Long intergenic non-protein coding RNA 02570 promotes nasopharyngeal carcinoma progression by adsorbing microRNA miR-4649-3p thereby upregulating both sterol regulatory element binding protein 1, and fatty acid synthase

Our previous studies have elucidated a possible connection between long intergenic non-protein coding RNA 2570 (LINC02570) and nasopharyngeal carcinoma (NPC). However, the precise mechanism by which LINC02570 promotes NPC remains unknown. We used quantitative polymerase chain reaction (qPCR) to detect LINC02570 expression in nasopharyngeal cell lines, NPC tissues, and chronic rhinitis tissues. Subcellular LINC02570 localization was confirmed by fluorescence in situ hybridization (FISH). The effects of LINC02570 stable knockdown and overexpression on viabillity, proliferation, migration, and invasion were analyzed using 3-(4,5-Dimethyl-2-Thiazolyl)-2,5-Diphenyl-2-H-Tetrazolium bromide (MTT), a colorimetric focus-formation assay, a wound healing assay, and transwell assays. RNA crosstalk analysis in silico predicted microRNA-4649-3p (miR-4649-3p) binding to LINC02570 or sterol regulatory element binding transcription factor 1 (SREBF1). A dual luciferase reporter assay was used to confirm potential interactions. Sterol regulatory element binding protein 1 (SREBP1) and fatty acid synthase (FASN) expression were detected by western blotting. The results suggest that LINC02570 is upregulated in late clinical stage NPC patients, and promotes NPC progression by adsorbing miR-4649-3p to up-regulate SREBP1 and FASN. This study elucidates a potential chemotherapeutic target involved in lipid metabolism in NPC.

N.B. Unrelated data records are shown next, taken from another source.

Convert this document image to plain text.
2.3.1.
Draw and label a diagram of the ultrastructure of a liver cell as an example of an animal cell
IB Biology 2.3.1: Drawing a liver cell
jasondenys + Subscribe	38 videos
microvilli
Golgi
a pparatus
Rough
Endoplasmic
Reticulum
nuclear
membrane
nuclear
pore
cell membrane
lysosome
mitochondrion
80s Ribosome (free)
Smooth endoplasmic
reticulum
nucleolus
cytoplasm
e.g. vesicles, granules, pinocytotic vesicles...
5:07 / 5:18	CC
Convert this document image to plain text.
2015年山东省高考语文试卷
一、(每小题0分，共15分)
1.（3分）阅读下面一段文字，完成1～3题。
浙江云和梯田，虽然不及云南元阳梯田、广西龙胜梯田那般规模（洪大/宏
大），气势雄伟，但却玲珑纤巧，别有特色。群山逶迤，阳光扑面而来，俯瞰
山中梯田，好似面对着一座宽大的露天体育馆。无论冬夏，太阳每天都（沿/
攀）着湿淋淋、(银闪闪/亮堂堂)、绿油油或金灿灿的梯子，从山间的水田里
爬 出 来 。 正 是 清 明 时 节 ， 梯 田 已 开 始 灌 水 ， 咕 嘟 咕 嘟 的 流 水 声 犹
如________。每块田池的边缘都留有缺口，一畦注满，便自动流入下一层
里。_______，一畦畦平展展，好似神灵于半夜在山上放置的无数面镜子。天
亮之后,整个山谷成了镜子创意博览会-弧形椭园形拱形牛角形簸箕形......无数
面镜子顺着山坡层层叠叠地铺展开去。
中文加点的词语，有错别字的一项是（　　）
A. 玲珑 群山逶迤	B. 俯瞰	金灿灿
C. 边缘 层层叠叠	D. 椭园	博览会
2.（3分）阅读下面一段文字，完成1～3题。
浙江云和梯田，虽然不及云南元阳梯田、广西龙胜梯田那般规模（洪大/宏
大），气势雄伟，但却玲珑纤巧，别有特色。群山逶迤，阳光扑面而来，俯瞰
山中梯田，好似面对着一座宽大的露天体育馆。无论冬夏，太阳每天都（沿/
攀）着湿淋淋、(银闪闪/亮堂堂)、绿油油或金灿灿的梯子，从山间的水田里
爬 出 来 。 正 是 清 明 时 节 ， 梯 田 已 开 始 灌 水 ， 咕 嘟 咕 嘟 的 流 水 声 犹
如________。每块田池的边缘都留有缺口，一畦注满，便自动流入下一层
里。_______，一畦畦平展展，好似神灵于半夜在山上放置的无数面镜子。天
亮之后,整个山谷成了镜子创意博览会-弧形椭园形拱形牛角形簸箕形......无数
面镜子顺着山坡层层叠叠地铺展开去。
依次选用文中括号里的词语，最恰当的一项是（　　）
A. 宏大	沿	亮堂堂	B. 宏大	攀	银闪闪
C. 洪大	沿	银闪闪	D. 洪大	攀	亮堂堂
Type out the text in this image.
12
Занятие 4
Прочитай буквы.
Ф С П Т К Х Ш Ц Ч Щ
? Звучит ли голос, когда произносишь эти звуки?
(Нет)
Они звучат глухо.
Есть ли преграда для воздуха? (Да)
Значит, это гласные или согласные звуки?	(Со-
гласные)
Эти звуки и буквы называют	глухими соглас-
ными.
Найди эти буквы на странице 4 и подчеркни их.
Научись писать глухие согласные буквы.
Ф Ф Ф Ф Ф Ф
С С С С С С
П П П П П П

本团队前期研究已阐明长链基因间非编码RNA2570（LINC02570）与鼻咽癌（NPC）之间存在潜在关联，但LINC02570促进鼻咽癌发生发展的确切分子机制仍未明确。本研究采用实时定量聚合酶链反应（qPCR）检测鼻咽细胞系、鼻咽癌组织及慢性鼻炎组织中LINC02570的表达水平；通过荧光原位杂交（FISH）验证LINC02570的亚细胞定位。分别采用3-(4,5-二甲基-2-噻唑)-2,5-二苯基-2-H-四氮唑溴盐（MTT）比色法、集落形成实验、划痕愈合实验及Transwell实验，分析LINC02570稳定敲低与过表达对细胞活力、增殖、迁移及侵袭能力的影响。通过生物信息学RNA互作分析，预测得到可与LINC02570或固醇调节元件结合转录因子1（SREBF1）结合的微小RNA-4649-3p（miR-4649-3p）；采用双荧光素酶报告基因实验验证二者的潜在相互作用。通过蛋白质印迹法检测固醇调节元件结合蛋白1（SREBP1）与脂肪酸合酶（FASN）的表达水平。研究结果显示，LINC02570在临床晚期鼻咽癌患者中呈高表达，并通过吸附miR-4649-3p以上调SREBP1及FASN的表达，进而促进鼻咽癌的进展。本研究阐明了一个参与鼻咽癌脂质代谢的潜在化疗靶点。